Surviving Situations In The Trading Rooms

Posted by Unknown at 13:33
By Gregory Stevens


The stock market is a financial market where buying and selling of stocks took place. Some financially able and business minded people like to invest in the stock market. They study the stock market each business day. They took notice of which fund is falling and which is rising in prices. What the majority was not aware of is that all the financial trades happen in the trading rooms.

Securities are being bought and sold to traders like commodities, foreign exchange and stocks. They are the representative of their own clients in doing trade in these rooms. Telephone, online markets and the like are the trades occurring here.

Aggressive is the term most likely suitable for this kind of environment. As such, traders must have the qualities and characteristics under the belt to better prepare them in handling trade. They must be knowledgeable in understanding the stock market. Experience will gain them bonus points in handling financial loses. Due to that, they will make use of their risk capital which is a pool of funds that they can give up to achieve major financial gains in investments.

Strategizing is the most important quality that they should have. It gives them an advantage over others in minimizing financial loses and evading risks. They could either adapt trading news, mergers and acquisition, arbitrage, or swing trading in to their disposal. Of these, only the last one can give high rewards and high risks to traders. They also must have discipline to not get mentally affected by failures and financial loses. It happens from time to time. Financial gains and profits will eventually materialize.
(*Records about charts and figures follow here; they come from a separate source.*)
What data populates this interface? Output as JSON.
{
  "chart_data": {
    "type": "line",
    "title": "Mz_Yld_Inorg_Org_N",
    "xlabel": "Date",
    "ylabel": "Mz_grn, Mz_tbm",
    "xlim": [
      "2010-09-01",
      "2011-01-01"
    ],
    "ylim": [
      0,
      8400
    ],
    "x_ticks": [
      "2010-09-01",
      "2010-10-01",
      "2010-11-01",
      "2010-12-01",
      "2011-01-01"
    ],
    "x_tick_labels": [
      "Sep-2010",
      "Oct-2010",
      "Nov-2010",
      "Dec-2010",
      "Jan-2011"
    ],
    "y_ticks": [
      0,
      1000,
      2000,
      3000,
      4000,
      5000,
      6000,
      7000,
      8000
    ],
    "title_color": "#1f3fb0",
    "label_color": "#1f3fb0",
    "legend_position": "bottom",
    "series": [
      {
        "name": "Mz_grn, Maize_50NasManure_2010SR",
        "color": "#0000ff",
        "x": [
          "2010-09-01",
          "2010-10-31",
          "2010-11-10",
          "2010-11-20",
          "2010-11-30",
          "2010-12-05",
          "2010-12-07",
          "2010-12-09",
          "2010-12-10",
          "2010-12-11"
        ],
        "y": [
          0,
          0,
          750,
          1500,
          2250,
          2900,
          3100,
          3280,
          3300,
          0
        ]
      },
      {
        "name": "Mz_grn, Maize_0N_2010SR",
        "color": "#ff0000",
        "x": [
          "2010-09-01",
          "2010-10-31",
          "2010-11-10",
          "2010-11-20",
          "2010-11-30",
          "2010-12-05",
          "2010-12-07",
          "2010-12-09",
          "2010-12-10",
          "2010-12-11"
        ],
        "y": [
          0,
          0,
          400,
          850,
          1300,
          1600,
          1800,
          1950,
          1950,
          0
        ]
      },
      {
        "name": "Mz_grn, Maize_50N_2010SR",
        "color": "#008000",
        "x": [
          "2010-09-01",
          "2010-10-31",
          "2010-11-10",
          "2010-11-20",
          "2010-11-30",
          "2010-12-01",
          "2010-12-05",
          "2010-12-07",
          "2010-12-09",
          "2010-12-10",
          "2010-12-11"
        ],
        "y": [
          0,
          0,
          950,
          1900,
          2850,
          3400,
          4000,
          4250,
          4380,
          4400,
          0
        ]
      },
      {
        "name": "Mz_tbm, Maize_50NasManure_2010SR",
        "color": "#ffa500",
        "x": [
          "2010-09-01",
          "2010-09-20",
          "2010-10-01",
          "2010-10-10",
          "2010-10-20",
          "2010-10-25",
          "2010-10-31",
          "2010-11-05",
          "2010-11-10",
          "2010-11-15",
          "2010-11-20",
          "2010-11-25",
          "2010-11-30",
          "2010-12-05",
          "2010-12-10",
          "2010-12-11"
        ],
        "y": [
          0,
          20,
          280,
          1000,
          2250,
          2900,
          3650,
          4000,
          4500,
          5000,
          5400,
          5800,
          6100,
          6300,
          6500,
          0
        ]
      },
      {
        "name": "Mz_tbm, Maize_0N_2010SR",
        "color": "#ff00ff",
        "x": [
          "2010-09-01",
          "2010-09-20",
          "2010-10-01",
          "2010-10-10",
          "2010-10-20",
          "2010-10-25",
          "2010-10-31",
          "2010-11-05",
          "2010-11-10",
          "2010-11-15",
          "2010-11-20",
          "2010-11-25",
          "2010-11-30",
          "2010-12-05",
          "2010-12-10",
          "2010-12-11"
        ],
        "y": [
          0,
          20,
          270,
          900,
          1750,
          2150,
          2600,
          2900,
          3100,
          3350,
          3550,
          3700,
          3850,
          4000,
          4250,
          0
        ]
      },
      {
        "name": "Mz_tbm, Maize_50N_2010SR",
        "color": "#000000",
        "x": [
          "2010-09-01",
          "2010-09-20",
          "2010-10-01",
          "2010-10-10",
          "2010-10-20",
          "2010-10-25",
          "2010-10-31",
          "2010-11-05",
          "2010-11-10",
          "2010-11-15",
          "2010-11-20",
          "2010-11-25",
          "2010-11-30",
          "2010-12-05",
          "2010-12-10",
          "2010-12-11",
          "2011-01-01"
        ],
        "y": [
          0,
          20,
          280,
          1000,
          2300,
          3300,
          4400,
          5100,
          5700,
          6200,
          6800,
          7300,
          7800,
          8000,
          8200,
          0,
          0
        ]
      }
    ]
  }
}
Open outcry method is the only and main method of communication in doing business in these rooms. As the name suggests, traders shout and use hand gestures to get attention and transfer information. This is a fast paced environment where if one blinks, he will miss the vital information.

To communicate their offers and bids, there are three specific ways to do this. The first is for them to scream really loud to share information. Second is wildly waving their arms and body to grab attention. Lastly are hand signals which are the tamest action when compared to the first two.

For a deal to be made, it needs at least two traders. When the agreement has been made, they send their respective clearing members to the clearing house and inform them of their arranged deal. Their office will check if both parties match in their agreements. If they have, they will then acknowledge their respective claims.

In the event that the opposite occurs, then the deal is defined as out trade. There are two reasons why this happen. One, parties have not come into an understanding. Second, one of them made an error on the agreement. They will try to get this resolved before the next trading day which is costly on their part. However, both will try to find a way to resolve the issue and seal the deal.

Informal contracts are common here. It is because throughout the shouting, no one has the time to do a written one. Within these rooms, they are binding and should never be breached. Trust is the main key player that attracts traders to do business with the others. If not honored, this can affect the stock exchange market the next day.